スカラー拡張に関する MATLAB との非互換性

スカラー拡張とは、スカラー データをベクトルや行列のデータの次元に一致するように変換する方法です。一方のオペランドがスカラーで他方がスカラーでない場合、スカラー拡張は、他方のオペランドの各要素にスカラーを適用します。

コード生成中は、スカラー拡張ルールが適用されます。ただし、2 つの可変サイズの式を操作する場合は例外です。この場合、両方のオペランドが同じサイズでなければなりません。生成されたコードでは、実行時にどちらかの可変サイズの式がスカラーだった場合もスカラー拡張を行いません。したがって、実行時エラー チェックが有効な場合、実行時エラーが発生する可能性があります。

次の関数を考えてみます。

function y = scalar_exp_test_err1(u) %#codegen
y = ones(3);
switch u
    case 0
        z = 0;
    case 1
        z = 1;
    otherwise
        z = zeros(3);
end
y(:) = z;

この関数のコードを生成すると、コード ジェネレーターは z が上限 3 の可変サイズであると判定します。

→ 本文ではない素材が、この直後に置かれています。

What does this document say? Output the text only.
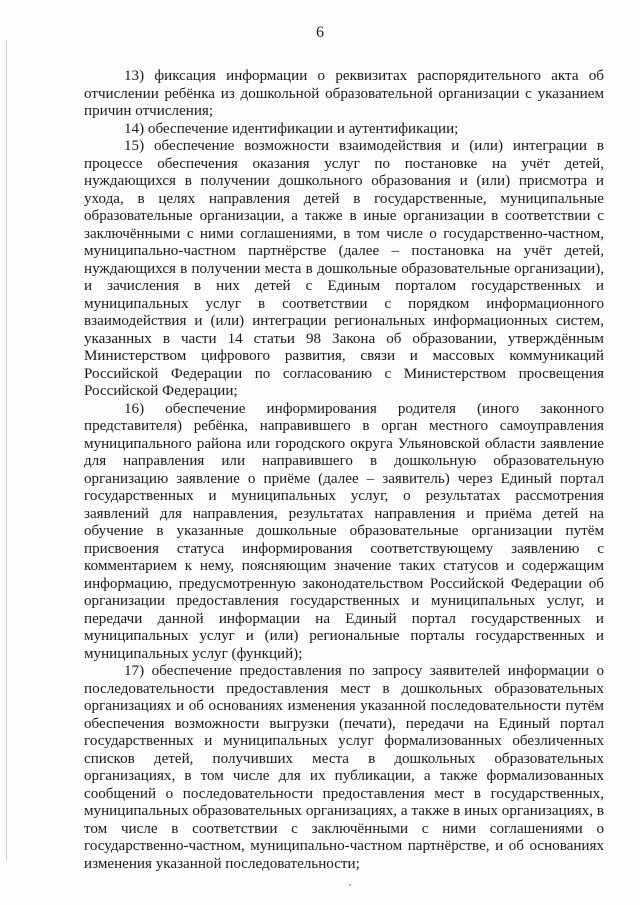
6

13) фиксация информации о реквизитах распорядительного акта об отчислении ребёнка из дошкольной образовательной организации с указанием причин отчисления;

14) обеспечение идентификации и аутентификации;

15) обеспечение возможности взаимодействия и (или) интеграции в процессе обеспечения оказания услуг по постановке на учёт детей, нуждающихся в получении дошкольного образования и (или) присмотра и ухода, в целях направления детей в государственные, муниципальные образовательные организации, а также в иные организации в соответствии с заключёнными с ними соглашениями, в том числе о государственно-частном, муниципально-частном партнёрстве (далее – постановка на учёт детей, нуждающихся в получении места в дошкольные образовательные организации), и зачисления в них детей с Единым порталом государственных и муниципальных услуг в соответствии с порядком информационного взаимодействия и (или) интеграции региональных информационных систем, указанных в части 14 статьи 98 Закона об образовании, утверждённым Министерством цифрового развития, связи и массовых коммуникаций Российской Федерации по согласованию с Министерством просвещения Российской Федерации;

16) обеспечение информирования родителя (иного законного представителя) ребёнка, направившего в орган местного самоуправления муниципального района или городского округа Ульяновской области заявление для направления или направившего в дошкольную образовательную организацию заявление о приёме (далее – заявитель) через Единый портал государственных и муниципальных услуг, о результатах рассмотрения заявлений для направления, результатах направления и приёма детей на обучение в указанные дошкольные образовательные организации путём присвоения статуса информирования соответствующему заявлению с комментарием к нему, поясняющим значение таких статусов и содержащим информацию, предусмотренную законодательством Российской Федерации об организации предоставления государственных и муниципальных услуг, и передачи данной информации на Единый портал государственных и муниципальных услуг и (или) региональные порталы государственных и муниципальных услуг (функций);

17) обеспечение предоставления по запросу заявителей информации о последовательности предоставления мест в дошкольных образовательных организациях и об основаниях изменения указанной последовательности путём обеспечения возможности выгрузки (печати), передачи на Единый портал государственных и муниципальных услуг формализованных обезличенных списков детей, получивших места в дошкольных образовательных организациях, в том числе для их публикации, а также формализованных сообщений о последовательности предоставления мест в государственных, муниципальных образовательных организациях, а также в иных организациях, в том числе в соответствии с заключёнными с ними соглашениями о государственно-частном, муниципально-частном партнёрстве, и об основаниях изменения указанной последовательности;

This image shows the report for the function scalar_exp_test_err1. z is variable-size with an upper bound of 3, as indicated in the size column. The semicolon next to each dimension indicates that the dimension is variable-size.

u を 0 または 1 にして MEX 関数を実行すると、実行時には z がスカラーでも、生成されたコードはスカラー拡張を行いません。したがって、実行時エラー チェックが有効な場合、実行時エラーが発生する可能性があります。

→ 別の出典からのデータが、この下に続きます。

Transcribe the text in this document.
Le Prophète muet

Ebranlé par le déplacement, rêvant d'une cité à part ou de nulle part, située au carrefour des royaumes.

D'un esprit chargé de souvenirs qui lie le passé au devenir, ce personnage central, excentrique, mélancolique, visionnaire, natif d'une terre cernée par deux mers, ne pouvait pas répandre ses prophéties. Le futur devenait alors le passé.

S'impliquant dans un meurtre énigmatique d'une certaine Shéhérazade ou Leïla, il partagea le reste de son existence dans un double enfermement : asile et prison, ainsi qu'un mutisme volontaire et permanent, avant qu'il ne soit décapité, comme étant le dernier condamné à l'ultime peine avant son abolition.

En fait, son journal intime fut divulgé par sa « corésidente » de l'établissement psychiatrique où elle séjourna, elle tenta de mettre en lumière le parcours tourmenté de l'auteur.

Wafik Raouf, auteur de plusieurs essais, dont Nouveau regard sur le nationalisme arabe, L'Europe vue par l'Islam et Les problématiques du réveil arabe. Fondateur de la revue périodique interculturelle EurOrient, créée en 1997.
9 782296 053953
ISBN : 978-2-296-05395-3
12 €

scalar_exp_test_err1_mex(0)
Subscripted assignment dimension mismatch: [9] ~= [1].

Error in scalar_exp_test_err1 (line 11)
y(:) = z;

この問題を回避するには、インデックス付けを使用して強制的に z をスカラー値にします。

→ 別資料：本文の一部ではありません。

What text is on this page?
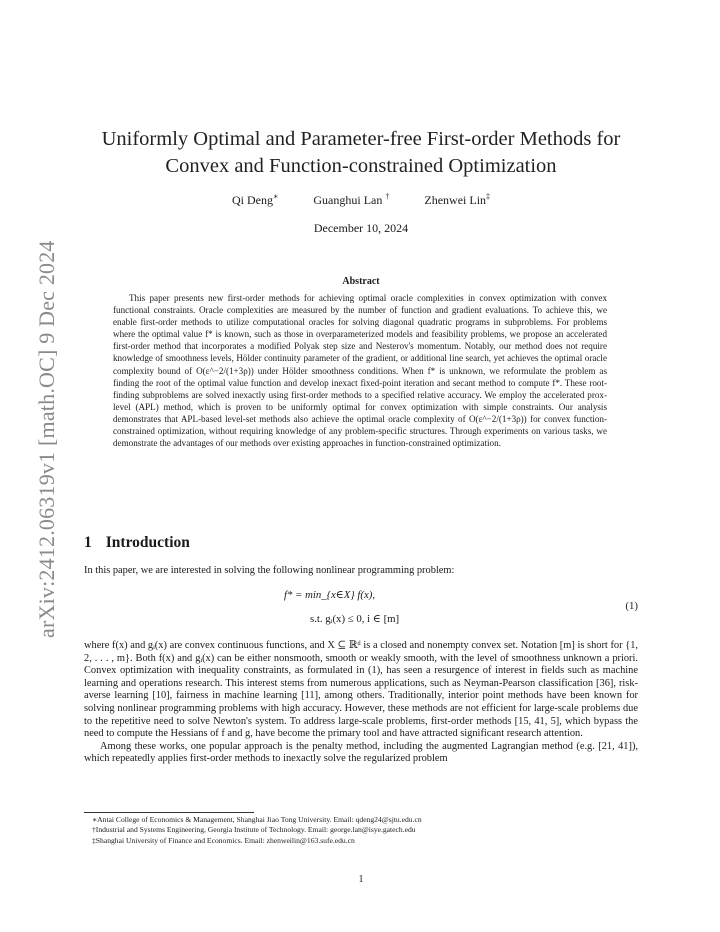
arXiv:2412.06319v1 [math.OC] 9 Dec 2024
Uniformly Optimal and Parameter-free First-order Methods for
Convex and Function-constrained Optimization
Qi Deng∗	Guanghui Lan †	Zhenwei Lin‡
December 10, 2024
Abstract
This paper presents new first-order methods for achieving optimal oracle complexities in convex optimization with convex functional constraints. Oracle complexities are measured by the number of function and gradient evaluations. To achieve this, we enable first-order methods to utilize computational oracles for solving diagonal quadratic programs in subproblems. For problems where the optimal value f* is known, such as those in overparameterized models and feasibility problems, we propose an accelerated first-order method that incorporates a modified Polyak step size and Nesterov's momentum. Notably, our method does not require knowledge of smoothness levels, Hölder continuity parameter of the gradient, or additional line search, yet achieves the optimal oracle complexity bound of O(ε^−2/(1+3ρ)) under Hölder smoothness conditions. When f* is unknown, we reformulate the problem as finding the root of the optimal value function and develop inexact fixed-point iteration and secant method to compute f*. These root-finding subproblems are solved inexactly using first-order methods to a specified relative accuracy. We employ the accelerated prox-level (APL) method, which is proven to be uniformly optimal for convex optimization with simple constraints. Our analysis demonstrates that APL-based level-set methods also achieve the optimal oracle complexity of O(ε^−2/(1+3ρ)) for convex function-constrained optimization, without requiring knowledge of any problem-specific structures. Through experiments on various tasks, we demonstrate the advantages of our methods over existing approaches in function-constrained optimization.
1 Introduction
In this paper, we are interested in solving the following nonlinear programming problem:
f* = min_{x∈X} f(x),
s.t. gᵢ(x) ≤ 0, i ∈ [m]
(1)

where f(x) and gᵢ(x) are convex continuous functions, and X ⊆ ℝᵈ is a closed and nonempty convex set. Notation [m] is short for {1, 2, . . . , m}. Both f(x) and gᵢ(x) can be either nonsmooth, smooth or weakly smooth, with the level of smoothness unknown a priori. Convex optimization with inequality constraints, as formulated in (1), has seen a resurgence of interest in fields such as machine learning and operations research. This interest stems from numerous applications, such as Neyman-Pearson classification [36], risk-averse learning [10], fairness in machine learning [11], among others. Traditionally, interior point methods have been known for solving nonlinear programming problems with high accuracy. However, these methods are not efficient for large-scale problems due to the repetitive need to solve Newton's system. To address large-scale problems, first-order methods [15, 41, 5], which bypass the need to compute the Hessians of f and g, have become the primary tool and have attracted significant research attention.

Among these works, one popular approach is the penalty method, including the augmented Lagrangian method (e.g. [21, 41]), which repeatedly applies first-order methods to inexactly solve the regularized problem

∗Antai College of Economics & Management, Shanghai Jiao Tong University. Email: qdeng24@sjtu.edu.cn
†Industrial and Systems Engineering, Georgia Institute of Technology. Email: george.lan@isye.gatech.edu
‡Shanghai University of Finance and Economics. Email: zhenweilin@163.sufe.edu.cn
1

function y = scalar_exp_test_err1(u) %#codegen
y = ones(3);
switch u
    case 0
        z = 0;
    case 1
        z = 1;
    otherwise
        z = zeros(3);
end
y(:) = z(1);

可変サイズの N 次元配列のサイズを判定する上での MATLAB との非互換性

可変サイズの N 次元配列については、関数 size が、生成されたコードで MATLAB® ソース コードと異なる結果を返す場合があります。生成されたコードでは、size(A) は、可変サイズの n 次元配列の後に続く大きさが 1 の次元を破棄しないため、固定長の出力を返します。それとは対照的に、MATLAB の size(A) は可変長の出力を返します。これは、後続する大きさが 1 の次元を切り捨てるためです。

たとえば、配列 A の形状が :?x:?x:?size(A,3)==1 の場合、size(A) は以下を返します。

  • 生成されたコードでは、3 要素のベクトル

  • MATLAB コードでは、2 要素のベクトル

回避方法

生成されたコードで返される可変サイズ N 次元配列のサイズが、MATLAB コードと同じであることが必要とされるアプリケーションでは、以下のいずれかの回避方法を検討してください。

  • size の 2 つの引数をもつ形式を使用する。

    たとえば、size(A,n) は生成されたコードと MATLAB コードで同じ答えを返します。

  • size(A) を次のように書き換える。

    B = size(A);
    X = B(1:ndims(A));

    このバージョンは、X を可変長の出力で返します。ただし、可変サイズの Xzeros のような固定サイズの引数を必要とする行列コンストラクターに渡すことはできません。

空配列のサイズを判定する際の MATLAB との非互換性

空の配列のサイズは、生成コードと MATLAB ソース コードでは異なる場合があります。生成コードでは、サイズが 1x0 または 0x1 で、MATLAB では 0x0 の場合があります。したがって、空行列の特定のサイズに依存するようなコードを書かないようにしてください。

たとえば、以下のコードについて考えます。

function y = foo(n) %#codegen
x = [];
i = 0;
while (i < 10)
    x = [5 x];
    i = i + 1;
end
if n > 0
    x = [];
end
y = size(x);
end

連結を行うには、オペランドが連結されない次元のサイズにおいて一致している必要があります。前述の連結では、スカラー値のサイズが 1x1 で、x のサイズが 0x0 です。このような用途に対応するため、コード ジェネレーターは x のサイズを [1 x :?] と判定します。この連結後に別の代入 x = [] があるため、生成コードの x のサイズは、0x0 ではなく 1x0 になります。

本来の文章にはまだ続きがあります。